Подъем был скорым — перекусили сухарями с вяленым мясом, напились воды из ручья, сбегавшего ко дну байрака, и отправились дальше.
Тишина, которая вчера стояла над полями и холмами в пути полка, сегодня оборвала и заглушила чуть ли не всякий шорох. Как будто все, что вечером молчало, с утра вымерло вовсе. Вороны — всегдашние спутники здешних войн и походов, не кружили над конниками. Кузнечики — и те не стрекотали в траве. Казалось, что даже гул от конского топота уходил сразу в землю, не в силах долететь до ушей, и пыль из-под копыт не могла подняться выше локтя.

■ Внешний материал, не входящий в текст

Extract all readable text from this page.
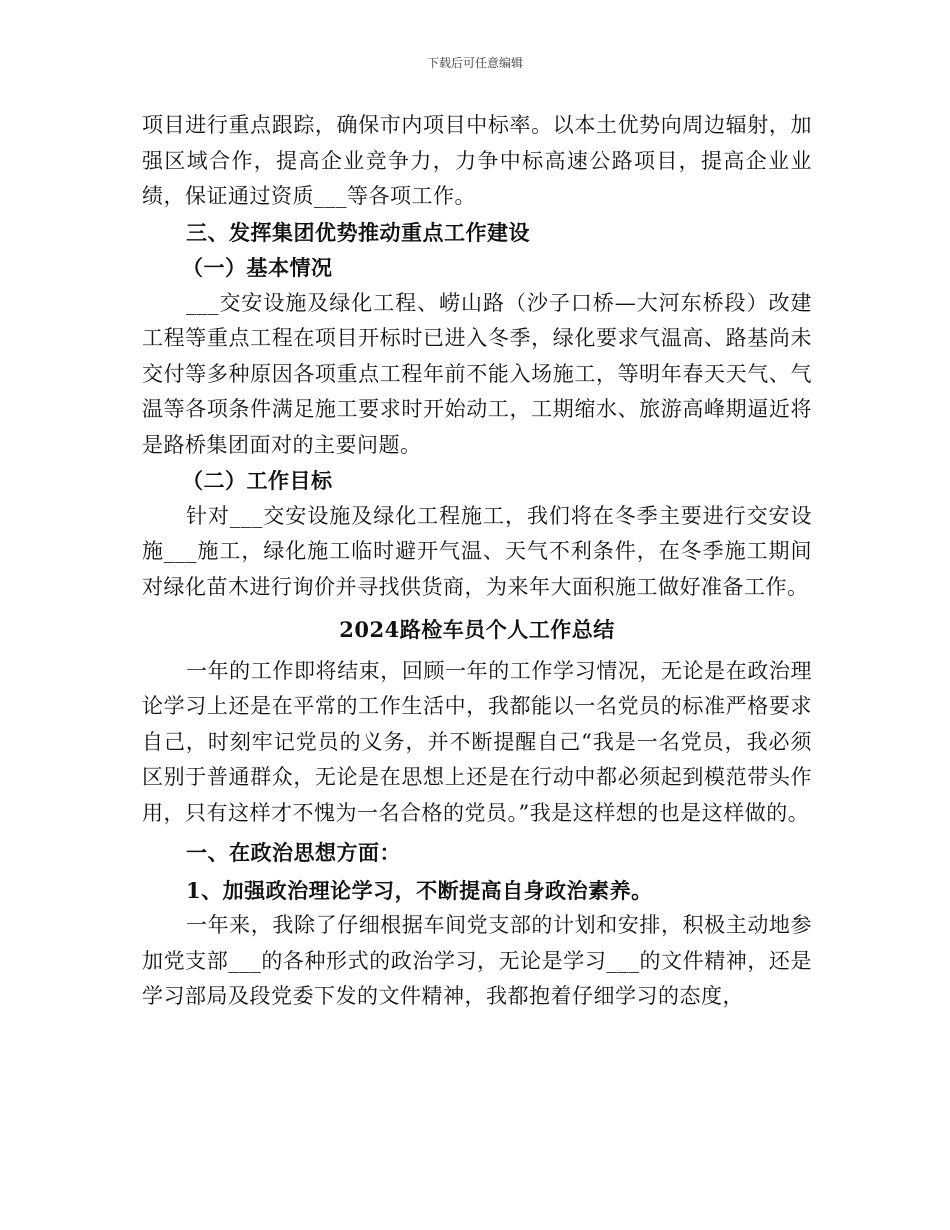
下载后可任意编辑

项目进行重点跟踪，确保市内项目中标率。以本土优势向周边辐射，加强区域合作，提高企业竞争力，力争中标高速公路项目，提高企业业绩，保证通过资质___等各项工作。

三、发挥集团优势推动重点工作建设

（一）基本情况

___交安设施及绿化工程、崂山路（沙子口桥—大河东桥段）改建工程等重点工程在项目开标时已进入冬季，绿化要求气温高、路基尚未交付等多种原因各项重点工程年前不能入场施工，等明年春天天气、气温等各项条件满足施工要求时开始动工，工期缩水、旅游高峰期逼近将是路桥集团面对的主要问题。

（二）工作目标

针对___交安设施及绿化工程施工，我们将在冬季主要进行交安设施___施工，绿化施工临时避开气温、天气不利条件，在冬季施工期间对绿化苗木进行询价并寻找供货商，为来年大面积施工做好准备工作。

2024路检车员个人工作总结

一年的工作即将结束，回顾一年的工作学习情况，无论是在政治理论学习上还是在平常的工作生活中，我都能以一名党员的标准严格要求自己，时刻牢记党员的义务，并不断提醒自己“我是一名党员，我必须区别于普通群众，无论是在思想上还是在行动中都必须起到模范带头作用，只有这样才不愧为一名合格的党员。”我是这样想的也是这样做的。

一、在政治思想方面：

1、加强政治理论学习，不断提高自身政治素养。

一年来，我除了仔细根据车间党支部的计划和安排，积极主动地参加党支部___的各种形式的政治学习，无论是学习___的文件精神，还是学习部局及段党委下发的文件精神，我都抱着仔细学习的态度，
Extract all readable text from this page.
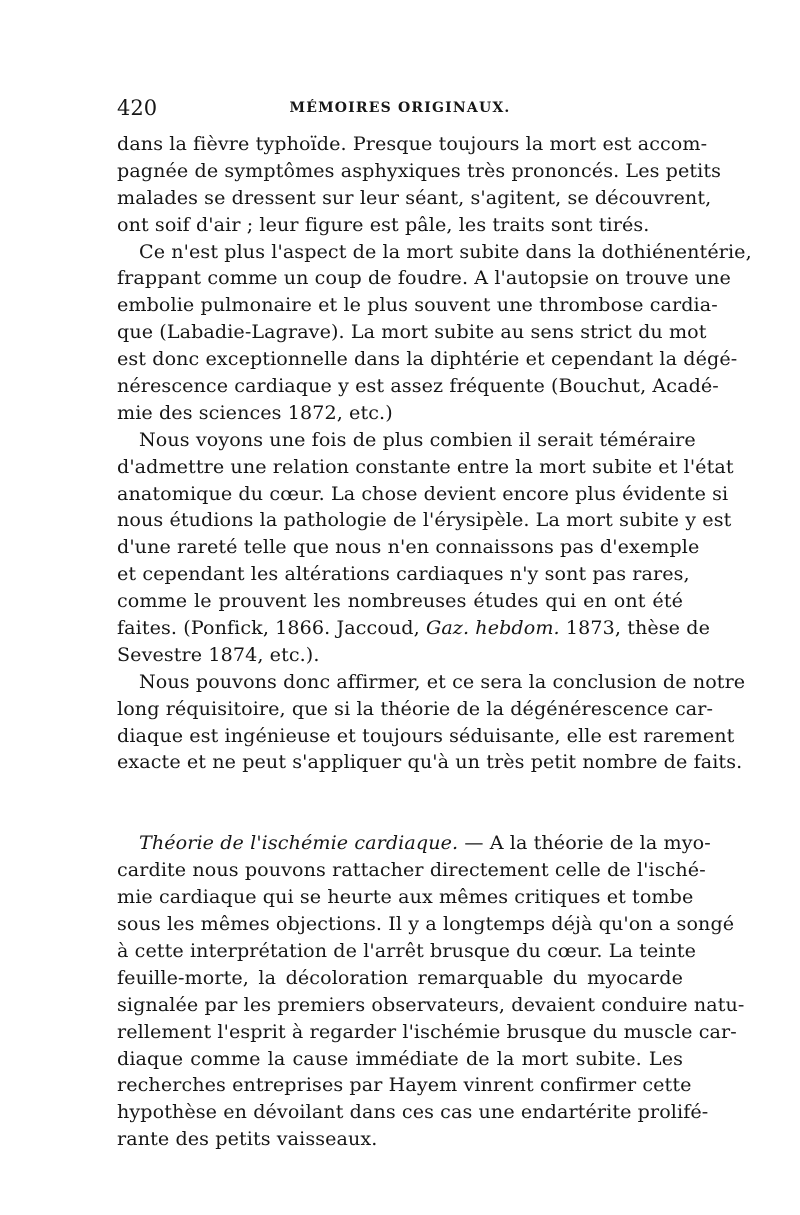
420	MÉMOIRES ORIGINAUX.
dans la fièvre typhoïde. Presque toujours la mort est accom-
pagnée de symptômes asphyxiques très prononcés. Les petits
malades se dressent sur leur séant, s'agitent, se découvrent,
ont soif d'air ; leur figure est pâle, les traits sont tirés.
Ce n'est plus l'aspect de la mort subite dans la dothiénentérie,
frappant comme un coup de foudre. A l'autopsie on trouve une
embolie pulmonaire et le plus souvent une thrombose cardia-
que (Labadie-Lagrave). La mort subite au sens strict du mot
est donc exceptionnelle dans la diphtérie et cependant la dégé-
nérescence cardiaque y est assez fréquente (Bouchut, Acadé-
mie des sciences 1872, etc.)
Nous voyons une fois de plus combien il serait téméraire
d'admettre une relation constante entre la mort subite et l'état
anatomique du cœur. La chose devient encore plus évidente si
nous étudions la pathologie de l'érysipèle. La mort subite y est
d'une rareté telle que nous n'en connaissons pas d'exemple
et cependant les altérations cardiaques n'y sont pas rares,
comme le prouvent les nombreuses études qui en ont été
faites. (Ponfick, 1866. Jaccoud, Gaz. hebdom. 1873, thèse de
Sevestre 1874, etc.).
Nous pouvons donc affirmer, et ce sera la conclusion de notre
long réquisitoire, que si la théorie de la dégénérescence car-
diaque est ingénieuse et toujours séduisante, elle est rarement
exacte et ne peut s'appliquer qu'à un très petit nombre de faits.
Théorie de l'ischémie cardiaque. — A la théorie de la myo-
cardite nous pouvons rattacher directement celle de l'isché-
mie cardiaque qui se heurte aux mêmes critiques et tombe
sous les mêmes objections. Il y a longtemps déjà qu'on a songé
à cette interprétation de l'arrêt brusque du cœur. La teinte
feuille-morte, la décoloration remarquable du myocarde
signalée par les premiers observateurs, devaient conduire natu-
rellement l'esprit à regarder l'ischémie brusque du muscle car-
diaque comme la cause immédiate de la mort subite. Les
recherches entreprises par Hayem vinrent confirmer cette
hypothèse en dévoilant dans ces cas une endartérite prolifé-
rante des petits vaisseaux.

Двигались как прежде — переходами от укрытия к укрытию, наперед хорошо разведав путь. По прикидкам князя и воевод, до Горбунова — пограничного города миротворской и каильской областей, оставалось менее дня пешего пути.
— До Горбунова без боя мы не дойдем. — сказал князю Рассветник. — Враг ближе.
— Снова видишь? — спросил Смирнонрав.
— Да, вижу. — сказал Рассветник — Совсем рядом, но их взгляда, как было ночью, сейчас не чувствую. Даже могу сказать наверняка, что он один. И как будто замер, молчит, не шевелится, но и не прячется... Он как будто спит, по крайней мере его призрачная часть, хотя как человек он может сейчас и не спать... Думаю, до встречи совсем немного, дай Небо, чтобы нам к добру...
— Дай Небо, чтобы так было. Я теперь и сам чую, что он рядом. — сказал Клинок.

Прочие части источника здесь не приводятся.